De même, l'ingénieur du son, Gary Kellgren, participe à la fête. C'est lui, d'une part, qui remplace le Sergent Poivre sur le badge des images à découper. Mais c'est aussi lui qui intervient dans l'album, à plusieurs reprises, telle une entité maléfique, dans un écho sombre digne des séries Z, prévoyant dès le départ d'effacer toutes les bandes de Zappa depuis sa salle de contrôle, parce qu'il en marre de bosser pour "ces groupes merdiques que sont les Mothers of Invention et le Velvet Underground" (autre passage qui fût censuré). Du concert fictif et chic du Sergent Poivre censé faire triper, Zappa propose une histoire de vengeance foireuse (et du coup délicieuse) à l'intérieur même du studio. "Nanard-pop" pourrait-on dire.

Acte 5 : HOT POOP
Zappa ne cesse de briser l'illusion du disque. Il piège l'illusion qu'on peut avoir d'écouter un groupe en direct alors que l'on n'a qu'un diamant et un ampli. La musique est sans cesse coupée par des bruits ou des discussions absurdes. Et le diamant dérape souvent. Les voix sont comment passer en 45 tours. On se demande s'il n'y a pas eu d'erreurs au pressage. Cerise à nouveau: Zappa n'hésite pas à passer un disque de surf music d'un groupe qu'il a produit dans le passé pour clore une pièce d'electro-acoustique. Ce qui fait que pour la première fois peut-être, on entend un disque dans un disque. Disque à tiroir, disque à degrés, disque génial.
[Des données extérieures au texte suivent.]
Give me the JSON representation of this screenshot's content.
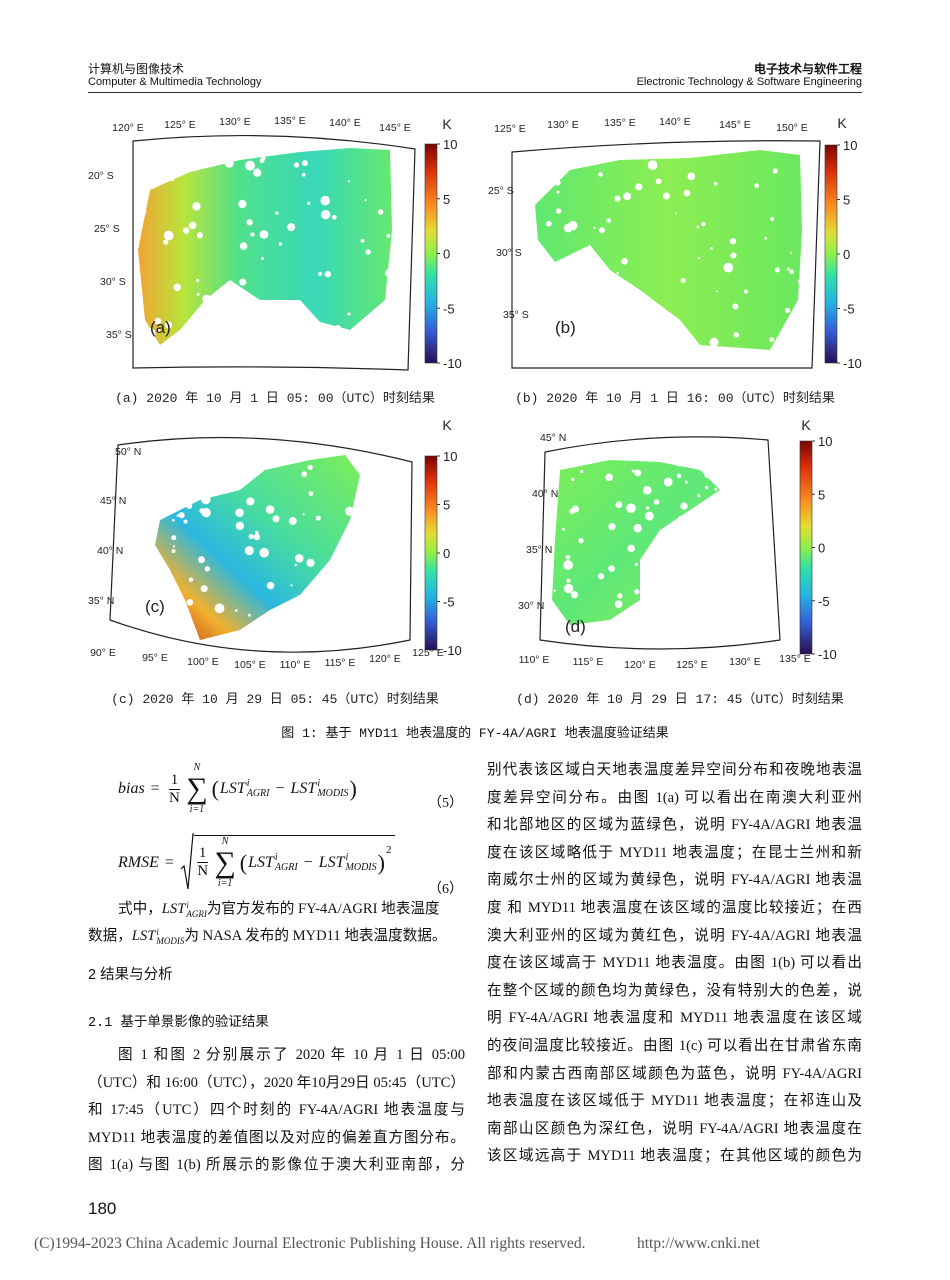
{
  "header": {
    "left_cn": "计算机与图像技术",
    "left_en": "Computer & Multimedia Technology",
    "right_cn": "电子技术与软件工程",
    "right_en": "Electronic Technology & Software Engineering"
  },
  "figure": {
    "panels": [
      {
        "label": "(a)",
        "unit": "K",
        "colorbar_ticks": [
          10,
          5,
          0,
          -5,
          -10
        ],
        "lon_labels": [
          "120° E",
          "125° E",
          "130° E",
          "135° E",
          "140° E",
          "145° E"
        ],
        "lat_labels": [
          "20° S",
          "25° S",
          "30° S",
          "35° S"
        ],
        "caption": "(a) 2020 年 10 月 1 日 05: 00（UTC）时刻结果"
      },
      {
        "label": "(b)",
        "unit": "K",
        "colorbar_ticks": [
          10,
          5,
          0,
          -5,
          -10
        ],
        "lon_labels": [
          "125° E",
          "130° E",
          "135° E",
          "140° E",
          "145° E",
          "150° E"
        ],
        "lat_labels": [
          "25° S",
          "30° S",
          "35° S"
        ],
        "caption": "(b) 2020 年 10 月 1 日 16: 00（UTC）时刻结果"
      },
      {
        "label": "(c)",
        "unit": "K",
        "colorbar_ticks": [
          10,
          5,
          0,
          -5,
          -10
        ],
        "lon_labels": [
          "90° E",
          "95° E",
          "100° E",
          "105° E",
          "110° E",
          "115° E",
          "120° E",
          "125° E"
        ],
        "lat_labels": [
          "50° N",
          "45° N",
          "40° N",
          "35° N"
        ],
        "caption": "(c) 2020 年 10 月 29 日 05: 45（UTC）时刻结果"
      },
      {
        "label": "(d)",
        "unit": "K",
        "colorbar_ticks": [
          10,
          5,
          0,
          -5,
          -10
        ],
        "lon_labels": [
          "110° E",
          "115° E",
          "120° E",
          "125° E",
          "130° E",
          "135° E"
        ],
        "lat_labels": [
          "45° N",
          "40° N",
          "35° N",
          "30° N"
        ],
        "caption": "(d) 2020 年 10 月 29 日 17: 45（UTC）时刻结果"
      }
    ],
    "caption": "图 1: 基于 MYD11 地表温度的 FY-4A/AGRI 地表温度验证结果"
  },
  "formulas": [
    {
      "lhs": "bias",
      "eq": "=",
      "frac_num": "1",
      "frac_den": "N",
      "sum": "∑",
      "sum_top": "N",
      "sum_bottom": "i=1",
      "lparen": "(",
      "t1": "LST",
      "t1_sup": "i",
      "t1_sub": "AGRI",
      "minus": "−",
      "t2": "LST",
      "t2_sup": "i",
      "t2_sub": "MODIS",
      "rparen": ")",
      "number": "（5）"
    },
    {
      "lhs": "RMSE",
      "eq": "=",
      "frac_num": "1",
      "frac_den": "N",
      "sum": "∑",
      "sum_top": "N",
      "sum_bottom": "i=1",
      "lparen": "(",
      "t1": "LST",
      "t1_sup": "i",
      "t1_sub": "AGRI",
      "minus": "−",
      "t2": "LST",
      "t2_sup": "i",
      "t2_sub": "MODIS",
      "rparen": ")",
      "power": "2",
      "number": "（6）"
    }
  ],
  "definition": {
    "intro": "式中，",
    "t1": "LST",
    "t1_sup": "i",
    "t1_sub": "AGRI",
    "text1": "为官方发布的 FY-4A/AGRI 地表温度",
    "lead2": "数据，",
    "t2": "LST",
    "t2_sup": "i",
    "t2_sub": "MODIS",
    "text2": "为 NASA 发布的 MYD11 地表温度数据。"
  },
  "section_heading": "2 结果与分析",
  "subsection_heading": "2.1 基于单景影像的验证结果",
  "paragraph_left": [
    "图 1 和图 2 分别展示了 2020 年 10 月 1 日 05:00",
    "（UTC）和 16:00（UTC），2020 年10月29日 05:45（UTC）",
    "和 17:45（UTC）四个时刻的 FY-4A/AGRI 地表温度与",
    "MYD11 地表温度的差值图以及对应的偏差直方图分布。",
    "图 1(a) 与图 1(b) 所展示的影像位于澳大利亚南部，分"
  ],
  "paragraph_right": [
    "别代表该区域白天地表温度差异空间分布和夜晚地表温",
    "度差异空间分布。由图 1(a) 可以看出在南澳大利亚州",
    "和北部地区的区域为蓝绿色，说明 FY-4A/AGRI 地表温",
    "度在该区域略低于 MYD11 地表温度；在昆士兰州和新",
    "南威尔士州的区域为黄绿色，说明 FY-4A/AGRI 地表温",
    "度 和 MYD11 地表温度在该区域的温度比较接近；在西",
    "澳大利亚州的区域为黄红色，说明 FY-4A/AGRI 地表温",
    "度在该区域高于 MYD11 地表温度。由图 1(b) 可以看出",
    "在整个区域的颜色均为黄绿色，没有特别大的色差，说",
    "明 FY-4A/AGRI 地表温度和 MYD11 地表温度在该区域",
    "的夜间温度比较接近。由图 1(c) 可以看出在甘肃省东南",
    "部和内蒙古西南部区域颜色为蓝色，说明 FY-4A/AGRI",
    "地表温度在该区域低于 MYD11 地表温度；在祁连山及",
    "南部山区颜色为深红色，说明 FY-4A/AGRI 地表温度在",
    "该区域远高于 MYD11 地表温度；在其他区域的颜色为"
  ],
  "page_number": 180,
  "footer": {
    "copyright": "(C)1994-2023 China Academic Journal Electronic Publishing House. All rights reserved.",
    "url": "http://www.cnki.net"
  }
}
Acte 6 : MERZBOW'S BLEDINA
La fin est moins drôle. Beaucoup moins drôle... Une pièce a faire passer le crescendo orchestral d' "A day in the life" pour un jingle Blédina. Merzbow lui-même parle de ce truc comme d'une référence.
1968... "THE CHROME PLATED MEGAPHONE OF DESTINY", longue suite de fracas de piano désaccordés, d'instruments à vent asthmatiques, plaintifs et malsains, loin des pets et des rôts, mais plutôt prêt à mordre, de bruits de chattes accélérées, de claquement de peau, de rires de bourreaux, hystériques, sinistres, qui charcutent on ne sait quoi ; c'est toute la mauvaise conscience des Etats-Unis qui est détaillée au peigne fin. Une atmosphère véritablement oppressante, le pendant Dada de "The Torture Never Stops", l'œil du cyclone de tout l'album dans lequel tout est mangé, dans le noir. Cette chute finale a un nom : les camps de concentration aux Etats-Unis supposés avoir été construit pour les hippies si le délire venait à dégénérer. Zappa donne une consigne. Il est IMPERATIF de lire "La Colonie Pénitentiaire" de Kafka avant d'entendre la dernière pièce. Pourquoi ? Il assure qu'à la fin de la musique, lors du dernier grand accord de piano qui s'éteint dans le vide, le crime de chacun sera gravé dans son dos.

EPILOGUE
Bien entendu l'album sera lui-même charcuté de tous les bouts par la censure.
Intemporel ! ! !   20/20



Posté le 08 mai 2013 à 17 h 35

Cette farce a assez duré, je vous serais gré de bien vouloir supprimer cette merde.God blesse Beatless de son Art'(na)no du Vice.
Hé ! Tu sais ce que tu es ?
You're an asshole ! An ASSHOLE !
T'es un trou du cul ! Un TROU D'CUL !
Ça se peut que certains ne soient pas d'accord
Car sûrement vous aimez beaucoup souffrir
Mais pensez-y un peu et vous verrez...
Le coeur brisé, c'est juste bon pour les trous d'cul
Le coeur brisé, c'est juste bon pour les trous d'cul
Es-tu un trou d'cul ?
Le coeur brisé, c'est bon pour les trous d'cul
Es-tu un trou d'cul toi aussi ?
Qu'est-ce que tu vas faire, t'es un trou d'cul ...
Fallait 600 caractères alors j'ai décidé de faire voir la profondeur, la délicatesse, la prise de position des textes du poète Frank Zappa.